Neben der staatlichen Bundesagentur für Arbeit gibt es auch private Arbeitsvermittlungen, die Arbeitslose mit einen Vermittlungs-Gutschein nutzen können. Wer so betreut wird, zählt in der offiziellen Statistik seit 2009 automatisch nicht mehr als arbeitslos.

• 58er-Regelung

Unter die sogenannte 58er-Regelung fallen alle Menschen, die zwischen 58 und 64 Jahre alt sind und als nicht mehr vermittlungsfähig oder -willig eingestuft wurden.
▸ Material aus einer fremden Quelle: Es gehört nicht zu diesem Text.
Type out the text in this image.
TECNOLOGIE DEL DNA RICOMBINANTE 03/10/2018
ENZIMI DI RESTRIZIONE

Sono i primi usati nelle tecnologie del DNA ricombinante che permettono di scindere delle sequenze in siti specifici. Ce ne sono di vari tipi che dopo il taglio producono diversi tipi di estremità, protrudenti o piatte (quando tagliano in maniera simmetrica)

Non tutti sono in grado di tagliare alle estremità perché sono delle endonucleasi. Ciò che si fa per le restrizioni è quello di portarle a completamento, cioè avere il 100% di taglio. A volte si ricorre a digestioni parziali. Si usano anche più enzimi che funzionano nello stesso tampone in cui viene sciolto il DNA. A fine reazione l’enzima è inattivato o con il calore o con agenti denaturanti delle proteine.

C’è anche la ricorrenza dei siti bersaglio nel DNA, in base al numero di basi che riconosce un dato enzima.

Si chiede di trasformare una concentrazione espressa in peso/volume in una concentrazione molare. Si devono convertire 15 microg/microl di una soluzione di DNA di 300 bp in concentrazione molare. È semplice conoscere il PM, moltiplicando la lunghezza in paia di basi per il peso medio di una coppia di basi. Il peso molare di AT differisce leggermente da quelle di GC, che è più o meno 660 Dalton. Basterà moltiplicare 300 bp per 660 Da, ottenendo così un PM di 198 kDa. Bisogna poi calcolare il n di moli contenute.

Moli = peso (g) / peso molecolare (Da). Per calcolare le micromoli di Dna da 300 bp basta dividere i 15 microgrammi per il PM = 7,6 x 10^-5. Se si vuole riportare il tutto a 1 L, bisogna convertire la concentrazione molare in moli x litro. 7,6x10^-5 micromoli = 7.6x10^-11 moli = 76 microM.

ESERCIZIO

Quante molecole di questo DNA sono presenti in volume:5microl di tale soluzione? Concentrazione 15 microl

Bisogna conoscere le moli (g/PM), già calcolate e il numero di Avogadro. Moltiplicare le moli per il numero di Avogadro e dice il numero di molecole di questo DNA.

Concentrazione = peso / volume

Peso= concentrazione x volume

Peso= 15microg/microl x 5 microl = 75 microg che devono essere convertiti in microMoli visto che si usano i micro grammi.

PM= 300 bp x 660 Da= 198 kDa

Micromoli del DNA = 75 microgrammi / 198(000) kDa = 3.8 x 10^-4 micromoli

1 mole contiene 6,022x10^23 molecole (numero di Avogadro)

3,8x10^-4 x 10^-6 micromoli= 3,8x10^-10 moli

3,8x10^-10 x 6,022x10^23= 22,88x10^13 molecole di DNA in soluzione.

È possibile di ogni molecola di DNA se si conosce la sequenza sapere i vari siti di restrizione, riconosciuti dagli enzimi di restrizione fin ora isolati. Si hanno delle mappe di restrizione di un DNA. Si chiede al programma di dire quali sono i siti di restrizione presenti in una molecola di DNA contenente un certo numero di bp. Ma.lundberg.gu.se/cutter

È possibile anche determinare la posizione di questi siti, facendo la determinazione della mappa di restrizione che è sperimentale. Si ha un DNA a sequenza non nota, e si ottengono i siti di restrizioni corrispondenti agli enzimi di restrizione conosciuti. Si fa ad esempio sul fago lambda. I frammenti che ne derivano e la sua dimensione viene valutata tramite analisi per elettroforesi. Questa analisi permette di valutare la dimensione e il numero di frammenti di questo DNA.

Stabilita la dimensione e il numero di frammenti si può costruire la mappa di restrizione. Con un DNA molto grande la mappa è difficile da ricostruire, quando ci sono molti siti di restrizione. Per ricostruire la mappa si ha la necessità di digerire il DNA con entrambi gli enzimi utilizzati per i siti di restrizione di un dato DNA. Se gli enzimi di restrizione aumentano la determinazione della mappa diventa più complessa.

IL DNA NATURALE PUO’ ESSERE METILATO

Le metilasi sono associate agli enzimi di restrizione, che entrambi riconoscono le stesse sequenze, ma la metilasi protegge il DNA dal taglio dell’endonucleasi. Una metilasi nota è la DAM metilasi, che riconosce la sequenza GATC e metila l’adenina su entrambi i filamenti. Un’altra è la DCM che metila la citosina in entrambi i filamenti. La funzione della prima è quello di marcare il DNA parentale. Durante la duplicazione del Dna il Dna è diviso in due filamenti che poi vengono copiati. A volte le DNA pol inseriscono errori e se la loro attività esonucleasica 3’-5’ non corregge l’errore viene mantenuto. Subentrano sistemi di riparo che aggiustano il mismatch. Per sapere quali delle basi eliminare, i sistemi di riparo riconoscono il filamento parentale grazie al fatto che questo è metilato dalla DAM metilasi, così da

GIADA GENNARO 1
In der Statistik werden sie ebenfalls nicht mehr als arbeitslos gezählt.

• Krankheit

Und schließlich: wer krankheitsbedingt nicht in der Lage ist, mindestens 15 Stunden pro Woche zu arbeiten oder krankgeschrieben ist, gilt in der Arbeitslosenstatistik ebensowenig als arbeitslos.

Aktuell sind es knapp eine Millionen Menschen, die auf diese Weise nicht in der Arbeitslosenzahl auftauchen. In der Statistik sind sie allerdings aufgeführt. Die Bundesagentur nennt das dann "Unterbeschäftigung". Wer es wissen will, kann genau nachlesen, wie viele Menschen von Arbeitslosigkeit betroffen sind. Schuld an der Verzerrung sind nicht die vielen Statistiker der Nürnberger Behörde, sondern die Politik: Beginnend mit der CDU/CSU/FDP-Regierung unter Helmut Kohl (Stichwort: "Arbeitsbeschaffungsmaßnahmen") wurde die amtliche Definition von Arbeitslosigkeit  immer wieder verändert.